Industry’s highest sensitivity
•Minimum current range of 50 uA
•Maximum current range of 5 A
•Normal dynamic range of >1,000:1 or 60 dB
– 3 MHz – zoom-out channel
– 500 kHz – zoom-in channel
See the details without losing sight of the big picture
•Ideal for capturing and analyzing low level current flow in the DUT to characterize sub-circuits or measuring current consumption of wireless battery-powered devices or integrated circuits
•Use selectable high- or low- gain view of the current waveform for normal dynamic range measurement
•Probe accessories included with the probe or orderable separately: interchangeable sensor heads, MBB receptacles, headers and hook-up wires

As modern battery-powered devices and integrated circuits become more green and energy efficient, there is a growing need to make high-sensitivity, low-level current measurements to ensure the current consumption of these devices is in acceptable limits. The N2821A high-sensitivity probe is engineered to make high-dynamic-range, high-sensitivity measurements to meet today’s challenging current measurement needs.

The ultra-sensitive N2821A AC/DC current probe can support measurements from 50 uA to 5 A on Agilent oscilloscopes.
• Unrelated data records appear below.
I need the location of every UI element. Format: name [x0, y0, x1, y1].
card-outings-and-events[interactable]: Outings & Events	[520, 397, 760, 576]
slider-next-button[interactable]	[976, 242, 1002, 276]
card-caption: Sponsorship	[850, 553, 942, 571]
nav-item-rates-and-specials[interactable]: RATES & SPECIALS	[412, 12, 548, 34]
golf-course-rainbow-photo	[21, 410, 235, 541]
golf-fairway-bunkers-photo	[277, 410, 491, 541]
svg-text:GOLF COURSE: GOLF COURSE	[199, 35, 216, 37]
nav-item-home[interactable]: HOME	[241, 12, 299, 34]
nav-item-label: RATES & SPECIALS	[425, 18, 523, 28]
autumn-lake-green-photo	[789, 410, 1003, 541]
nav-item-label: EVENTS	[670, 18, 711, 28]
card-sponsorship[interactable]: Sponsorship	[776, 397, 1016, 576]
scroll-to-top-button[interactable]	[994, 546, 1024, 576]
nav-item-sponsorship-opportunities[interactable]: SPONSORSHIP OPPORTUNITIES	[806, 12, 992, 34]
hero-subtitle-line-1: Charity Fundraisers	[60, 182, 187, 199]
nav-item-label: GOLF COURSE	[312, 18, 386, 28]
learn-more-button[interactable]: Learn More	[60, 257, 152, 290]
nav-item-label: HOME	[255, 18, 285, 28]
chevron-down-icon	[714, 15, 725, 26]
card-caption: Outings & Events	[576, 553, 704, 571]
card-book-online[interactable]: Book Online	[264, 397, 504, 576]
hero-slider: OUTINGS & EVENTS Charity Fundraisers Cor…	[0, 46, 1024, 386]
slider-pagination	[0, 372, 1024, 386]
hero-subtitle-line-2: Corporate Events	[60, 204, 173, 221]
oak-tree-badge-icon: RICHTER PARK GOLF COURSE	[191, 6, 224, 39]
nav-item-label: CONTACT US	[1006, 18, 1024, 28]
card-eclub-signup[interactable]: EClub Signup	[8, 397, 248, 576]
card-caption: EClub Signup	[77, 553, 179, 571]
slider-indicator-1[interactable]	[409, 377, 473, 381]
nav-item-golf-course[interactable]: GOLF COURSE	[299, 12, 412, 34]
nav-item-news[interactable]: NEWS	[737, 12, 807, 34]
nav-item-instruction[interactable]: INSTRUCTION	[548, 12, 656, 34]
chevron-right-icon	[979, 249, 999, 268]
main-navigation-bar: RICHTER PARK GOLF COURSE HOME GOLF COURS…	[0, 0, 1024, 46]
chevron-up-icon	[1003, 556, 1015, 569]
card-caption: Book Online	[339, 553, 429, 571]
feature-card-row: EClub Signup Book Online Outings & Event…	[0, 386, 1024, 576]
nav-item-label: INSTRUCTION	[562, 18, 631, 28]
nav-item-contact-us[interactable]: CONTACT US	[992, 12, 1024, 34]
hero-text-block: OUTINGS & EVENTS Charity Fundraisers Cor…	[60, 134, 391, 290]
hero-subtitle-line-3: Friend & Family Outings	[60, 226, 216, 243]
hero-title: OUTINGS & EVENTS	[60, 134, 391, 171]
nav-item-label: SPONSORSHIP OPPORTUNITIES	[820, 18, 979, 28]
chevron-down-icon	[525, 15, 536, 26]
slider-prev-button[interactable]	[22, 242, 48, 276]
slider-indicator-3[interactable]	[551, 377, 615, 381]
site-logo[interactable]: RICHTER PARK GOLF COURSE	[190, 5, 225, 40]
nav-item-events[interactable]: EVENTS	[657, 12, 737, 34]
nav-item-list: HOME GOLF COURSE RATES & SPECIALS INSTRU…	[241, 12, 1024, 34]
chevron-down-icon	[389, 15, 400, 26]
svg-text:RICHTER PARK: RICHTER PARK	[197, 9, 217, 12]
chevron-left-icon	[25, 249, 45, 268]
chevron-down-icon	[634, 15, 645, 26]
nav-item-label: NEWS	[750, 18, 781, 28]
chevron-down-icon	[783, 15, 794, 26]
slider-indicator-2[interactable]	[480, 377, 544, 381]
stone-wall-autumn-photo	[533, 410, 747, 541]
The N2821A interface uses a make-before-break (MBB) connector, allowing you to quickly probe multiple locations on your DUT without having to solder or unsolder the leads.

The N2820A 2-channel current probe connects to two oscilloscope channels to provide simultaneous low- and high-gain views for wider dynamic range measurement, while the N2821A 1-channel current probe provides one user-selectable view at a time.

Use in combination with the 9000 H-Series HD Infiniium oscilloscopes for the ultimate high-definition measurement solution. Use an area-under-the-curve measurement (Charge) on Infiniium oscilloscopes where you can easily calculate the integrated current consumptions over time in Coulombs.